In the present study two sets of flooding scheme have been conducted after waterflooding. In the first set, enhanced recovery over Nanofluid flooding has been studied using approximately 1 PV of Nanofluid. In other set, water has been injected in the core sample after aging of Nanofluid for 24 h. As Fig. 7 illustrates, waterflooding recovery for first and second core sample is 42 and 47 %, respectively. It should be noted that oil recovery before breakthrough is 27 % for the first sample and 26 % for second one. Production of considerable amount of oil after breakthrough indicates oil-wet characteristic of samples (Anderson 1986).

Fig. 7
figure 7

Oil recovery results for waterflooding, Nano fluid injection and waterflooding after aging of Nano fluid in core samples at room pressure and temperature

Oil recovery increases by 9 and 12 %, respectively in first and second core sample during injection of one pore volume of Nanofluid and it increases by 16 and 17 %, respectively when Nanofluid is aged for 24 h in the core samples.
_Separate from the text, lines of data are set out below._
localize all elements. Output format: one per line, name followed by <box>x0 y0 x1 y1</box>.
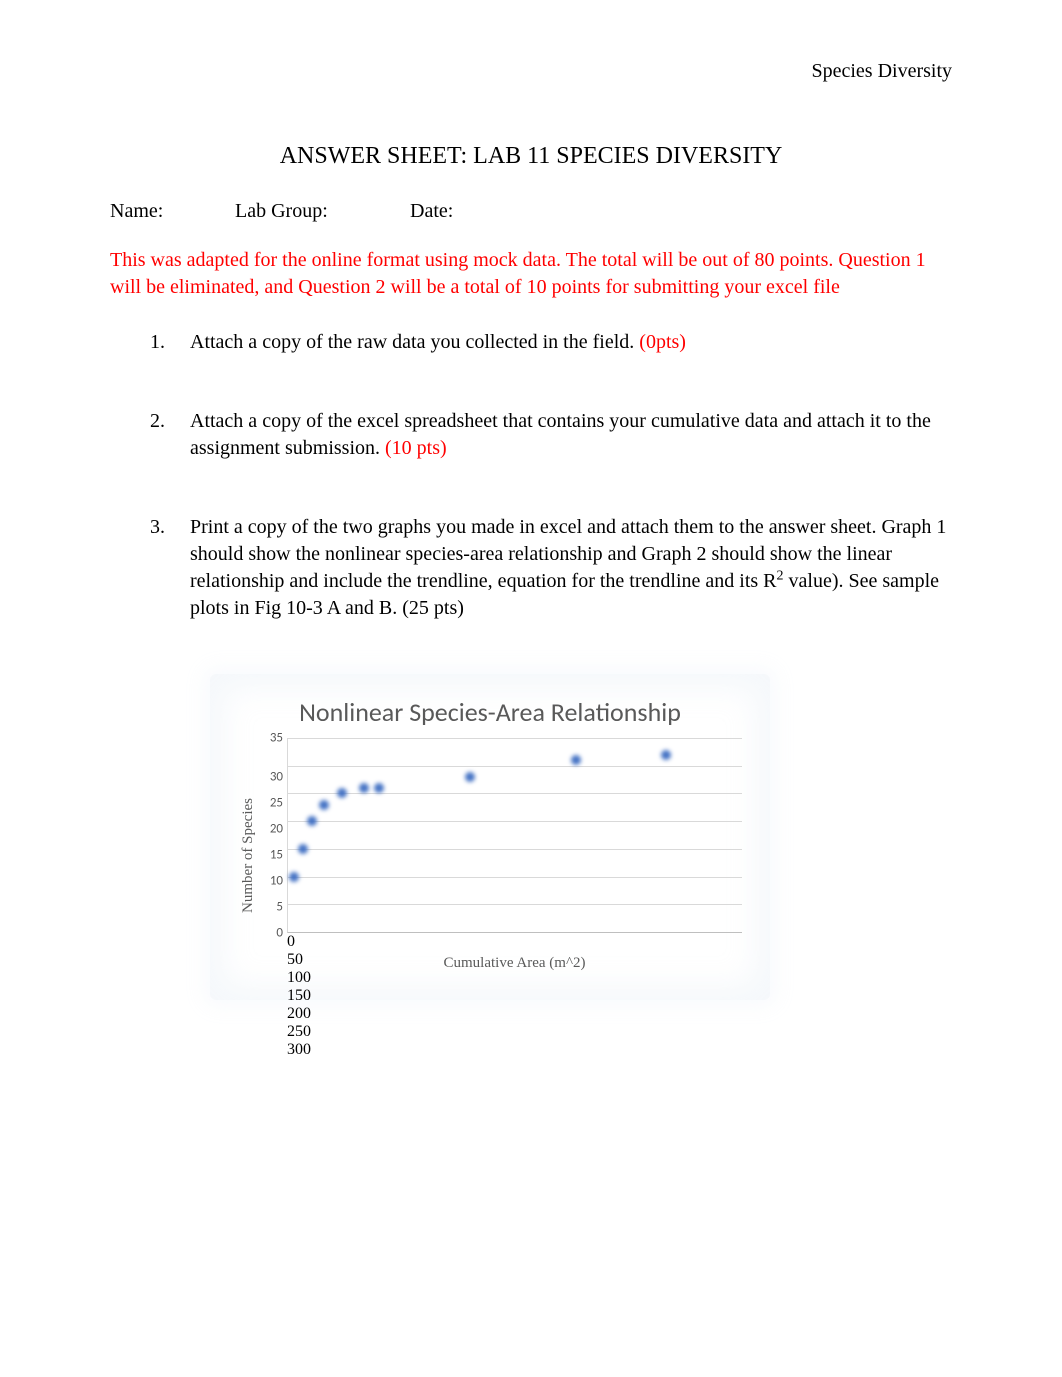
chart-y-tick: 30 <box>270 771 283 784</box>
question-3: 3. Print a copy of the two graphs you ma… <box>160 514 952 622</box>
chart-data-point <box>571 755 581 765</box>
page: Species Diversity ANSWER SHEET: LAB 11 S… <box>0 0 1062 1040</box>
name-label: Name: <box>110 200 230 223</box>
chart-x-tick: 250 <box>287 1023 742 1041</box>
question-points: (0pts) <box>639 331 686 353</box>
meta-row: Name: Lab Group: Date: <box>110 200 952 223</box>
adaptation-notice: This was adapted for the online format u… <box>110 247 952 301</box>
chart-data-point <box>337 788 347 798</box>
chart-data-point <box>289 872 299 882</box>
question-text: Print a copy of the two graphs you made … <box>190 516 946 619</box>
chart-x-tick: 100 <box>287 969 742 987</box>
chart-y-tick: 5 <box>276 901 283 914</box>
header-subject: Species Diversity <box>110 60 952 83</box>
question-points: (25 pts) <box>402 597 464 619</box>
chart-x-ticks: 050100150200250300 <box>287 933 742 949</box>
chart-data-point <box>661 750 671 760</box>
question-points: (10 pts) <box>385 437 447 459</box>
chart-x-tick: 50 <box>287 951 742 969</box>
chart-y-tick: 20 <box>270 823 283 836</box>
chart-y-tick: 10 <box>270 875 283 888</box>
chart-plot-area: 35302520151050 <box>257 738 742 933</box>
chart-data-point <box>307 816 317 826</box>
question-2: 2. Attach a copy of the excel spreadshee… <box>160 408 952 462</box>
group-label: Lab Group: <box>235 200 405 223</box>
chart-y-tick: 25 <box>270 797 283 810</box>
chart-data-point <box>319 800 329 810</box>
chart-y-tick: 35 <box>270 732 283 745</box>
chart-x-tick: 200 <box>287 1005 742 1023</box>
page-title: ANSWER SHEET: LAB 11 SPECIES DIVERSITY <box>110 143 952 170</box>
question-list: 1. Attach a copy of the raw data you col… <box>110 329 952 622</box>
chart-x-tick: 300 <box>287 1041 742 1059</box>
chart-x-tick: 150 <box>287 987 742 1005</box>
chart-data-point <box>374 783 384 793</box>
chart-data-point <box>465 772 475 782</box>
chart-points <box>288 738 742 932</box>
question-text: Attach a copy of the excel spreadsheet t… <box>190 410 931 459</box>
question-text: Attach a copy of the raw data you collec… <box>190 331 639 353</box>
question-number: 3. <box>150 514 165 541</box>
chart-x-tick: 0 <box>287 933 742 951</box>
chart-title: Nonlinear Species-Area Relationship <box>238 696 742 728</box>
chart-y-ticks: 35302520151050 <box>257 738 287 933</box>
question-number: 1. <box>150 329 165 356</box>
chart-data-point <box>298 844 308 854</box>
chart-y-axis-label: Number of Species <box>238 798 257 913</box>
chart-y-tick: 0 <box>276 927 283 940</box>
chart-nonlinear: Nonlinear Species-Area Relationship Numb… <box>210 674 770 1000</box>
question-number: 2. <box>150 408 165 435</box>
chart-data-point <box>359 783 369 793</box>
chart-y-tick: 15 <box>270 849 283 862</box>
question-1: 1. Attach a copy of the raw data you col… <box>160 329 952 356</box>
date-label: Date: <box>410 200 453 223</box>
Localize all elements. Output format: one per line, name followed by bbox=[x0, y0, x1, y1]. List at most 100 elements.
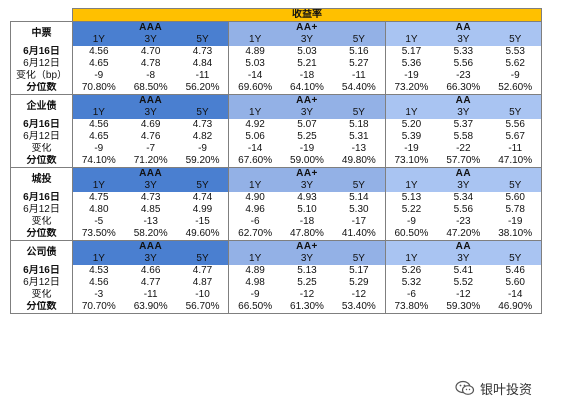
value-cell: 47.80% bbox=[280, 228, 334, 241]
value-cell: -3 bbox=[94, 289, 104, 300]
watermark-text: 银叶投资 bbox=[480, 382, 533, 398]
value-cell: 54.40% bbox=[333, 82, 386, 95]
value-cell: 4.77 bbox=[176, 265, 230, 277]
value-cell: 4.93 bbox=[297, 192, 317, 203]
value-cell: 62.70% bbox=[228, 228, 281, 241]
value-cell: -13 bbox=[143, 216, 158, 227]
value-cell: 5.29 bbox=[333, 277, 386, 289]
watermark: 银叶投资 bbox=[455, 376, 532, 400]
value-cell: 5.13 bbox=[401, 192, 422, 203]
tenor-header: 5Y bbox=[333, 107, 386, 119]
value-cell: 69.60% bbox=[228, 82, 281, 95]
row-label: 6月12日 bbox=[10, 277, 73, 289]
value-cell: -11 bbox=[333, 70, 386, 82]
value-cell: 4.73 bbox=[140, 192, 161, 203]
value-cell: -10 bbox=[176, 289, 230, 301]
value-cell: -14 bbox=[247, 143, 263, 154]
rating-header: AA bbox=[384, 94, 543, 107]
value-cell: -9 bbox=[94, 70, 104, 81]
row-label: 变化 bbox=[10, 216, 73, 228]
tenor-header: 1Y bbox=[228, 107, 281, 119]
value-cell: 41.40% bbox=[333, 228, 386, 241]
value-cell: -19 bbox=[489, 216, 543, 228]
row-label: 分位数 bbox=[10, 301, 73, 314]
value-cell: 5.26 bbox=[401, 265, 422, 276]
tenor-header: 5Y bbox=[489, 253, 543, 265]
value-cell: 67.60% bbox=[228, 155, 281, 168]
tenor-header: 3Y bbox=[124, 253, 177, 265]
value-cell: 5.20 bbox=[401, 119, 422, 130]
value-cell: 74.10% bbox=[72, 155, 125, 168]
value-cell: 5.60 bbox=[489, 277, 543, 289]
value-cell: 52.60% bbox=[489, 82, 543, 95]
tenor-header: 1Y bbox=[384, 180, 438, 192]
value-cell: 4.56 bbox=[89, 46, 109, 57]
value-cell: 66.30% bbox=[437, 82, 490, 95]
tenor-header: 5Y bbox=[176, 253, 230, 265]
row-label: 变化 bbox=[10, 143, 73, 155]
tenor-header: 5Y bbox=[333, 253, 386, 265]
tenor-header: 3Y bbox=[437, 253, 490, 265]
tenor-header: 3Y bbox=[437, 34, 490, 46]
value-cell: 4.56 bbox=[89, 119, 109, 130]
row-label: 6月16日 bbox=[10, 192, 73, 204]
value-cell: 5.37 bbox=[453, 119, 474, 130]
value-cell: 4.82 bbox=[176, 131, 230, 143]
row-label: 6月16日 bbox=[10, 265, 73, 277]
value-cell: 5.13 bbox=[297, 265, 317, 276]
value-cell: 47.10% bbox=[489, 155, 543, 168]
value-cell: -23 bbox=[456, 216, 471, 227]
row-label: 6月16日 bbox=[10, 119, 73, 131]
value-cell: 5.03 bbox=[245, 58, 265, 69]
value-cell: 49.60% bbox=[176, 228, 230, 241]
tenor-header: 3Y bbox=[124, 180, 177, 192]
value-cell: 4.65 bbox=[89, 58, 109, 69]
tenor-header: 5Y bbox=[489, 34, 543, 46]
value-cell: 4.89 bbox=[245, 265, 265, 276]
rating-header: AA+ bbox=[228, 21, 386, 34]
value-cell: 4.74 bbox=[176, 192, 230, 204]
value-cell: 4.66 bbox=[140, 265, 161, 276]
tenor-header: 3Y bbox=[280, 253, 334, 265]
value-cell: 4.89 bbox=[245, 46, 265, 57]
value-cell: 4.84 bbox=[176, 58, 230, 70]
value-cell: 46.90% bbox=[489, 301, 543, 314]
row-label: 分位数 bbox=[10, 82, 73, 95]
value-cell: 61.30% bbox=[280, 301, 334, 314]
value-cell: 5.10 bbox=[297, 204, 317, 215]
row-label: 变化（bp） bbox=[10, 70, 73, 82]
value-cell: -8 bbox=[146, 70, 156, 81]
tenor-header: 1Y bbox=[228, 253, 281, 265]
value-cell: 5.07 bbox=[297, 119, 317, 130]
value-cell: -6 bbox=[407, 289, 416, 300]
value-cell: 4.56 bbox=[89, 277, 109, 288]
rating-header: AAA bbox=[71, 167, 230, 180]
tenor-header: 1Y bbox=[71, 34, 125, 46]
value-cell: 59.00% bbox=[280, 155, 334, 168]
value-cell: 5.30 bbox=[333, 204, 386, 216]
value-cell: -13 bbox=[333, 143, 386, 155]
value-cell: 70.80% bbox=[72, 82, 125, 95]
value-cell: 5.03 bbox=[297, 46, 317, 57]
value-cell: 5.17 bbox=[333, 265, 386, 277]
corner-cell bbox=[10, 8, 73, 22]
rating-header: AA+ bbox=[228, 94, 386, 107]
value-cell: 5.25 bbox=[297, 277, 317, 288]
wechat-icon bbox=[455, 380, 475, 395]
rating-header: AAA bbox=[71, 240, 230, 253]
value-cell: 70.70% bbox=[72, 301, 125, 314]
row-label: 分位数 bbox=[10, 228, 73, 241]
value-cell: 4.73 bbox=[176, 119, 230, 131]
value-cell: 71.20% bbox=[124, 155, 177, 168]
section-name: 城投 bbox=[10, 167, 73, 192]
value-cell: 5.58 bbox=[453, 131, 474, 142]
value-cell: -9 bbox=[250, 289, 260, 300]
value-cell: -19 bbox=[404, 70, 419, 81]
tenor-header: 5Y bbox=[489, 107, 543, 119]
value-cell: -9 bbox=[407, 216, 416, 227]
value-cell: 5.39 bbox=[401, 131, 422, 142]
value-cell: -15 bbox=[176, 216, 230, 228]
value-cell: 5.22 bbox=[401, 204, 422, 215]
tenor-header: 1Y bbox=[384, 34, 438, 46]
value-cell: -19 bbox=[404, 143, 419, 154]
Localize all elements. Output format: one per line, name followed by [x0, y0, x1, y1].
Therefore, total oil recovery hits to more than 67 and 76 %, respectively in both samples which demonstrates the considered Nanofluid’s potential to improve oil recovery. A comparison between recovery results after injection of Nanofluid in both samples reveals that Nanoparticles can produce significant amount of oil after primary and secondary recovery process.

Mechanism

The residual oil after waterflood which is target of Nanofluid injection process is believed filling the smaller pores, as a continuous film over rock surfaces and as a larger packet of oil trapped and surrounded by water (Anderson 1987). The injection of Nanofluid into core samples can improve oil recovery by alteration of wettability from oil-wet to water-wet condition

The combined effects of wettability and interfacial tension cause the wetting fluid to be simultaneously imbibed into a capillary tube. Interfacial tension controlled the curvature of the oil–water interface and the value of capillary pressure. In addition, wettability governed the direction of capillary pressure. Therefore, it is ideal to increase capillary pressure value and reverse its direction by wettability alteration in carbonate reservoirs. According to results of interfacial tension and contact angle, when Nanoparticles are introduced to the porous media, some of them may adsorb on the rock surface, reverse wettability to water-wet condition and others may adsorb at the oil–water interface and increase interfacial tension and consequently capillary pressure. Capillary pressure which is negative in oil-wet condition increases with an increase in interfacial tension. However, it can be changed from negative to positive value after altering the wetting state of the rock surface which then leads to stronger imbibition of water in small pores. In fact, during waterflooding, small pores remain upswept due to oil-wet wettability and high capillary pressure. In the case of small pores, capillary pressure hinders entrance of wetting phase into pores. However, when Nanoparticles are adsorbed on surface of pore throat, alteration of rock wettability to water-wet condition reverse the direction of capillary force and cause strong imbibition of wetting phase into small pores and depleted them (Yu et al. 2008).

Conclusions

In this work, we present results of SiO2 Nanofluids’ impact on enhanced oil recovery during coreflood experiments on oil-wet carbonate samples. Based on the obtained results the following conclusions can be drawn:

  1. 1.

    SiO2 Nanoparticles are wettability modifiers for carbonate systems, and they can change the wettability of carbonate rocks from strongly oil-wet to strongly water-wet condition.

  2. 2.

    Wettability change by adsorption of Nanoparticles on the rock surface is a fast process, requiring a period of at least 1 h.

  3. 3.

    Use of these Nanoparticles in flooding tests revealed the strong capability of these new agents for oil recovery from carbonate hydrocarbon reservoirs. The mechanism of oil recovery by selected Nanofluid during Nanofluid flooding and after aging of Nanofluid attributed to wettability alteration.